Jackson Young Professionals Say City Has ‘Potential’ During Master Plan Meeting
Young professionals in Jackson believe the city is at a tipping point.
When charged with using a word or phrase to describe the city during a meeting recently, words such as “boring,” “empty,” “small” and “self-loathing” were used liberally; though another, more optimistic, thought was also on display: “potential.”
“This is truly one of the first times in a while I can say I’m really proud of Jackson,” Kyle Leighton said. “Seeing so many young people coming together to provide their input and ideas is a great thing.”
About 50 Jackson-area residents from 21 different organizations attended a master plan workshop Wednesday, June 25, at Consumers Energy. The meeting was organized by Jackson Young Professionals, a local group founded in April that caters to city residents ages 21-40.
Councilwoman Laura Dwyer Schlecte, 4th Ward, said the meeting was organized due to the low attendance of young professionals at the six public input meetings organized earlier this spring.
“Our generation isn’t used to engaging your generation,” she said at the Wednesday meeting. “This has to change, and this why we’re here tonight.”
Schlecte’s daughter and JYP member Jacqueline Austin emceed the event.
“The median age in Jackson is 32,” Austin said. “There are lots of young people in this city – this master plan is about us.”
Used as a long-term vision for a municipality’s land use, economic strategy and resources, the city’s master plan was last updated in 1989. Beckett & Raeder officials have worked on the rewrite of the plan since August, when city officials voted to contract with the Ann Arbor-based firm for about $133,000.

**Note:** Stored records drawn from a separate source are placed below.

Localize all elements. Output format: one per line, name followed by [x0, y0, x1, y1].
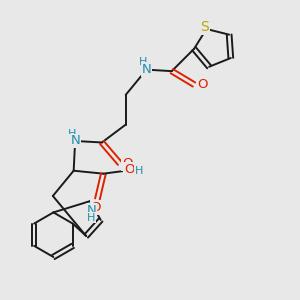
- Text: N: N: [142, 63, 152, 76]
- Text: H: H: [135, 166, 143, 176]
- Text: H: H: [139, 57, 148, 67]
- Text: O: O: [122, 157, 132, 170]
- Text: O: O: [124, 163, 135, 176]
- Text: H: H: [68, 129, 76, 139]
- Text: S: S: [201, 20, 209, 34]
- Text: O: O: [197, 78, 208, 91]
- Text: N: N: [70, 134, 80, 148]
- Text: N: N: [86, 204, 96, 217]
- Text: H: H: [87, 212, 96, 223]
- Text: O: O: [91, 201, 101, 214]
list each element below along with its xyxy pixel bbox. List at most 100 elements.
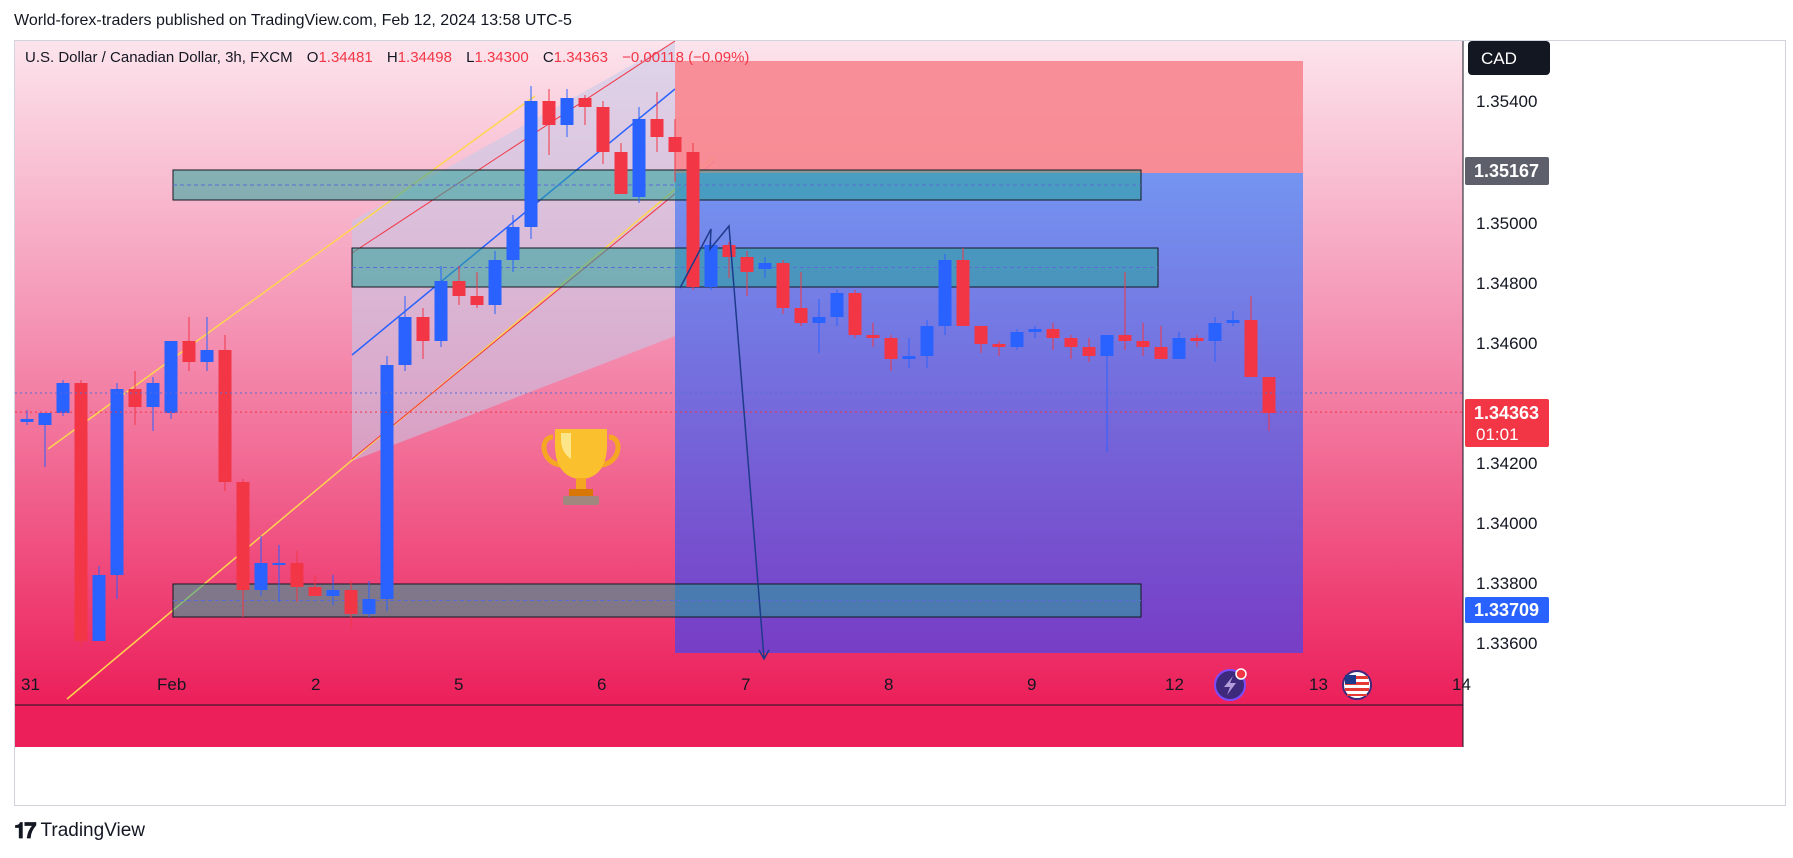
candle[interactable] xyxy=(1010,329,1024,350)
candle[interactable] xyxy=(56,380,70,416)
lightning-event-icon[interactable] xyxy=(1214,668,1247,701)
candle-body xyxy=(20,419,34,422)
candle[interactable] xyxy=(362,581,376,617)
currency-button[interactable]: CAD xyxy=(1468,41,1550,75)
candle[interactable] xyxy=(812,299,826,353)
candle[interactable] xyxy=(146,377,160,431)
candle[interactable] xyxy=(272,545,286,602)
candle[interactable] xyxy=(218,335,232,491)
candle[interactable] xyxy=(1100,335,1114,452)
candle[interactable] xyxy=(866,323,880,347)
candle[interactable] xyxy=(1046,323,1060,350)
candle[interactable] xyxy=(1208,317,1222,362)
candle[interactable] xyxy=(524,86,538,239)
channel-red-lower[interactable] xyxy=(351,160,716,460)
candle[interactable] xyxy=(326,575,340,605)
candle[interactable] xyxy=(560,89,574,137)
stop-loss-zone[interactable] xyxy=(675,61,1303,173)
candle[interactable] xyxy=(650,92,664,152)
tradingview-logo[interactable]: 𝟏𝟕 TradingView xyxy=(14,818,145,844)
candle[interactable] xyxy=(1064,335,1078,359)
candle[interactable] xyxy=(452,266,466,305)
candle[interactable] xyxy=(308,575,322,596)
channel-red-upper[interactable] xyxy=(351,41,676,254)
candle[interactable] xyxy=(506,215,520,272)
candle[interactable] xyxy=(92,566,106,641)
candle[interactable] xyxy=(110,383,124,599)
candle[interactable] xyxy=(1154,326,1168,359)
candle[interactable] xyxy=(290,551,304,602)
price-tick: 1.34200 xyxy=(1476,454,1537,473)
candle[interactable] xyxy=(164,341,178,419)
projection-path[interactable] xyxy=(679,224,765,659)
price-chart[interactable]: U.S. Dollar / Canadian Dollar, 3h, FXCM … xyxy=(15,41,1786,806)
candle-body xyxy=(542,101,556,125)
candle[interactable] xyxy=(704,242,718,290)
candle[interactable] xyxy=(1262,377,1276,431)
candle-body xyxy=(290,563,304,587)
candle[interactable] xyxy=(920,320,934,368)
candle-body xyxy=(362,599,376,614)
time-label: 13 xyxy=(1309,675,1328,694)
candle[interactable] xyxy=(254,536,268,596)
candle[interactable] xyxy=(1028,326,1042,338)
candle[interactable] xyxy=(578,95,592,125)
legend-h-label: H xyxy=(387,49,398,66)
candle[interactable] xyxy=(758,257,772,278)
candle-body xyxy=(812,317,826,323)
candle[interactable] xyxy=(1118,272,1132,350)
zones-layer xyxy=(172,169,1159,618)
candle-body xyxy=(1028,329,1042,332)
candle[interactable] xyxy=(974,326,988,353)
candle[interactable] xyxy=(686,143,700,290)
legend-c-value: 1.34363 xyxy=(554,49,608,66)
candle-body xyxy=(434,281,448,341)
candle[interactable] xyxy=(1190,335,1204,347)
candle[interactable] xyxy=(542,89,556,155)
price-ticks: 1.35400 1.35000 1.34800 1.34600 1.34200 … xyxy=(1476,92,1537,653)
candle[interactable] xyxy=(236,479,250,617)
candle[interactable] xyxy=(632,107,646,203)
candle[interactable] xyxy=(488,251,502,314)
candle[interactable] xyxy=(830,290,844,326)
time-label: 31 xyxy=(21,675,40,694)
candle[interactable] xyxy=(776,260,790,314)
target-high-value: 1.35167 xyxy=(1474,161,1539,181)
us-flag-icon[interactable] xyxy=(1342,670,1372,700)
candle[interactable] xyxy=(992,341,1006,356)
candle[interactable] xyxy=(1226,311,1240,326)
candle[interactable] xyxy=(848,290,862,338)
candle-body xyxy=(200,350,214,362)
candle[interactable] xyxy=(614,143,628,194)
candle[interactable] xyxy=(182,317,196,371)
candle[interactable] xyxy=(938,254,952,335)
candle[interactable] xyxy=(1082,338,1096,362)
candle[interactable] xyxy=(794,272,808,326)
candle[interactable] xyxy=(434,266,448,347)
candle[interactable] xyxy=(956,248,970,326)
candle[interactable] xyxy=(470,272,484,308)
candle[interactable] xyxy=(1136,323,1150,356)
candle[interactable] xyxy=(380,356,394,611)
candle[interactable] xyxy=(344,581,358,629)
candle-body xyxy=(866,335,880,338)
chart-frame[interactable]: U.S. Dollar / Canadian Dollar, 3h, FXCM … xyxy=(14,40,1786,806)
take-profit-zone[interactable] xyxy=(675,173,1303,653)
candle[interactable] xyxy=(884,335,898,371)
candle[interactable] xyxy=(722,242,736,278)
candle[interactable] xyxy=(74,380,88,647)
candle[interactable] xyxy=(416,308,430,359)
candle[interactable] xyxy=(902,338,916,368)
candle[interactable] xyxy=(596,101,610,164)
legend-h-value: 1.34498 xyxy=(398,49,452,66)
candle-body xyxy=(1136,341,1150,347)
candle[interactable] xyxy=(200,317,214,371)
candle-body xyxy=(326,590,340,596)
candle[interactable] xyxy=(668,119,682,182)
candle-body xyxy=(632,119,646,197)
candle[interactable] xyxy=(1244,296,1258,377)
candle[interactable] xyxy=(1172,332,1186,359)
candle[interactable] xyxy=(398,296,412,371)
candle[interactable] xyxy=(38,413,52,467)
candle[interactable] xyxy=(740,251,754,296)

During the workshop, young professionals said they wanted a stronger university extension, fewer regulations for small businesses and events, and a general public that appreciates what Jackson already has to offer, among other goals.
“Arts and cultural events downtown are a huge part of getting people and businesses to come but we should embrace what’s already here,” Kevin Clark said. “Why would more things develop if we don’t support what we already have?”
The next step for Beckett & Raeder is to compile the data gleaned from public meetings and incorporate it into the write-up of the plan, which will take about eight months.
“We’ll spend about a month on each chapter of the plan,” B&R Spokeswoman Leah DuMouchel said.
Plan chapters include demographics, transportation, housing and economic development, among others.
Jackson City Council will likely vote on the revamped master plan in July 2015.